Wrapper-Methods
tags: #python/data_science/preprocessing/feature_selection
Wrapper-based methods select features by training a machine learning model with different subsets of features and evaluating the performance of the model on a validation set.
This is an iterative process. After each iteration:
- If the performance of the model is below a certain threshold, features are removed from the subset.
- If the performance is above the threshold, features are added to the subset.
The process is repeated until a satisfactory subset of features is found.
Techniques
Note: The number of features to be selected is a hyperparameter that needs to be chosen beforehand.
Forward Selection
Forward selection is an iterative method in which we start with having no feature in the model. In each iteration, we keep adding the feature which best improves our model till an addition of a new variable does not improve the performance of the model.
# install mlxtend library to use sequential feature selector API
pip install mlxtend
#importing the necessary libraries
from mlxtend.feature_selection import SequentialFeatureSelector as SFS
from sklearn.linear_model import LinearRegression
# Sequential Forward Selection(sfs)
sfs = SFS(LinearRegression(), # base model for feature selection FOR REGRESSION
k_features=11, # number of features to be selected;
forward=True, # False for backward
floating=False, # feature selection method
scoring = 'r2', # in this case, regression can be evaluated using R2
cv = 0)
Backward Elimination
In backward elimination, we start with all the features and removes the least significant feature at each iteration which improves the performance of the model.

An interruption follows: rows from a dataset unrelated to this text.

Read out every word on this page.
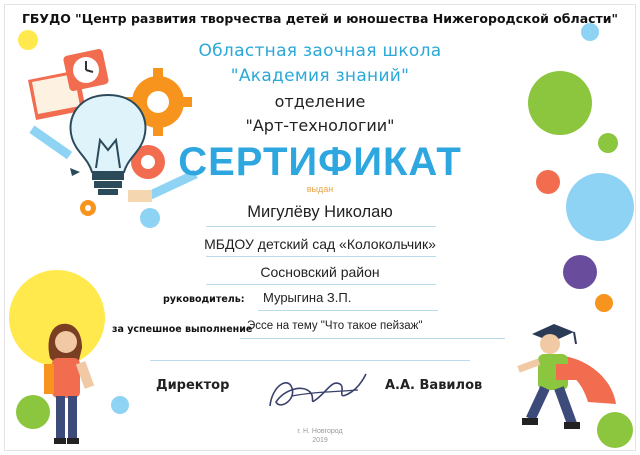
ГБУДО "Центр развития творчества детей и юношества Нижегородской области"
Областная заочная школа
"Академия знаний"
отделение
"Арт-технологии"
СЕРТИФИКАТ
выдан
Мигулёву Николаю
МБДОУ детский сад «Колокольчик»
Сосновский район
руководитель: Мурыгина З.П.
за успешное выполнение
Эссе на тему "Что такое пейзаж"
Директор	А.А. Вавилов
г. Н. Новгород
2019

We repeat this until no improvement is observed on removal of features.
# install mlxtend library to use sequential feature selector API
pip install mlxtend
#importing the necessary libraries
from mlxtend.feature_selection import SequentialFeatureSelector as SFS
from sklearn.linear_model import LinearRegression
# Sequential Forward Selection(sfs)
sfs = SFS(LinearRegression(), # base model for selecting feature FOR REGRESSION
k_features=11, # number of features to be selected;
forward=False, # True for forward
floating=False, # feature selection method
scoring = 'r2', # in this case, regression can be evaluated using R2
cv = 0)
Recursive Feature Elimination
- See also: Finding Optimal n Using RFECV
This is a greedy optimization algorithm.
RFE works by recursively removing features from the original dataset and building a model using the remaining features. The goal of RFE is to identify the most important features in the dataset by repeatedly removing the least important features until the desired number of features is reached.
In Python, you can use the RFE class from the sklearn.feature_selection module to perform RFE.
Example with logistic regression as the base model:
from sklearn.feature_selection import RFE
from sklearn.linear_model import LogisticRegression
Separate df into a feature matrix and target array:
features = df[['LIST OF FEATURES']]
X = features
y = df['target']
Implement RFE:
model = LogisticRegression() # create instance of the base model
rfe = rfe(model, n_features_to_select = VALUE) # where value is the number of IMPT features to select
Sample output:
Number of Features: 3
Selected Features: [ True False False False False True True False]
Feature Ranking: [1 2 3 5 6 1 1 4]
The top n number of features will be marked as 1 in the output.